A month or so ago I travelled back up to sunny, sunny, Scotland to visit my friends at Abertay University. I arranged to go deliver our vulnerability assessment workshop on the back of my then recent delivery to the University of Surrey. It’s always good to hang out with the @AbertayHackers crew and it’s great to see the level of passion that’s continuously growing throughout the group.
The delivery of the workshop went unbelievably smooth thanks to the volume of feedback from the Surrey students. I was able to steer completely clear of previous hiccups and pre-empt them.
Overall I was very impressed with the effort involved. We targeted the 4th year and post-grad students and received a great turnout (just shy of 40 students) and furthermore everyone participated well.
Prior to the assessment, the groups had the chance to sit down with me one on one and ask some pre-engagement questions of which were all very sensible and reasonable. Some groups of students asked more intelligent and understandable questions and as a result had quite a heads up on the other groups.
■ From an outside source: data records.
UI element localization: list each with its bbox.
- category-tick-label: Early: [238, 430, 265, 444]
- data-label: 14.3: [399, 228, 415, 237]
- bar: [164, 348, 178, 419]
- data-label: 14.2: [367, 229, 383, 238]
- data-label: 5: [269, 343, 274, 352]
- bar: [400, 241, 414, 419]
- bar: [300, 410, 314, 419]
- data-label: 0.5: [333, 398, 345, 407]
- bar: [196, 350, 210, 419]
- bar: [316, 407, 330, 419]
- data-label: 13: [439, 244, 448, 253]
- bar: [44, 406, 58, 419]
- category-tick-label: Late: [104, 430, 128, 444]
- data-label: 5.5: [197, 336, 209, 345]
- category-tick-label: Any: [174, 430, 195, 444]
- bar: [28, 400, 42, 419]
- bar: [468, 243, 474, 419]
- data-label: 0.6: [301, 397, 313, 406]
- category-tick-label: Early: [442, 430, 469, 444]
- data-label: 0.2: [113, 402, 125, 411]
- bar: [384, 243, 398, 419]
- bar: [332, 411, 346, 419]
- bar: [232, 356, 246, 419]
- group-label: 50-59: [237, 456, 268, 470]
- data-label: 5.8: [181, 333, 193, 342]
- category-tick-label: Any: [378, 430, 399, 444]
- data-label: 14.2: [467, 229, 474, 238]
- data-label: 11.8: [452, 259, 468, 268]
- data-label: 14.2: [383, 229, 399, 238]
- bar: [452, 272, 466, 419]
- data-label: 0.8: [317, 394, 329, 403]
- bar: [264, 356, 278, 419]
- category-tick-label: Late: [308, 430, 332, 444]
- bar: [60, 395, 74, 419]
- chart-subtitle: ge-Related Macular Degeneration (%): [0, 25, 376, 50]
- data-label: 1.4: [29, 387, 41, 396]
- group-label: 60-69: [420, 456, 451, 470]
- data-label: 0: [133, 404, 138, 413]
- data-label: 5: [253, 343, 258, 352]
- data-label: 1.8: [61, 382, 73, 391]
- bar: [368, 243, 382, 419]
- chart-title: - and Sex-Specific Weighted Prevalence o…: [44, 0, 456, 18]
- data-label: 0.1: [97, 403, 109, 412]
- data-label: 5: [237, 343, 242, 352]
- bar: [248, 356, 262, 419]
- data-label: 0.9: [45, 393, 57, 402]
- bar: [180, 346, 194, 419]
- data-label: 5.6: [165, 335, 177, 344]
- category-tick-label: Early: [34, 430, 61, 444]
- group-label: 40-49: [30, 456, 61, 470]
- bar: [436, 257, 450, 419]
During the assessment itself all of the groups performed very well, with some gaining root access to the system very quickly. Unfortunately, at first the group thought the assessment was now over and proceeded to ask me what’s next. To which I asked them, if I fixed this one vulnerability, am I secure? Of course not, back to work they went.
Nearly all of the vulnerabilities were uncovered and those that weren’t were admittedly, mainly due to time constraints. After a quick pizza break, the students sent me their final reports and presentations for review.
Overall, the reports were written well, only two findings were required to be written up and the intro/exec summary etc. were not required. The writing style demonstrated by the groups was impressive, well structured and logical. Although there were a couple of places here and there which didn’t make a whole load of sense. There was also one group who forgot to check their report before handing it in and one student had accidentally left a finding’s impact scoring as “shit gets crazy yo” (highlight of the day was impersonating the client, asking them to explain where in the NIST severity matrix that resides).
I have more statistical data of which I’ll follow up with soon, but for now, this should do as a reflective summary.
I received a lot of great feedback once more with plenty compliments, thank you to all that came and made it an awesome day. It really makes the effort worth it.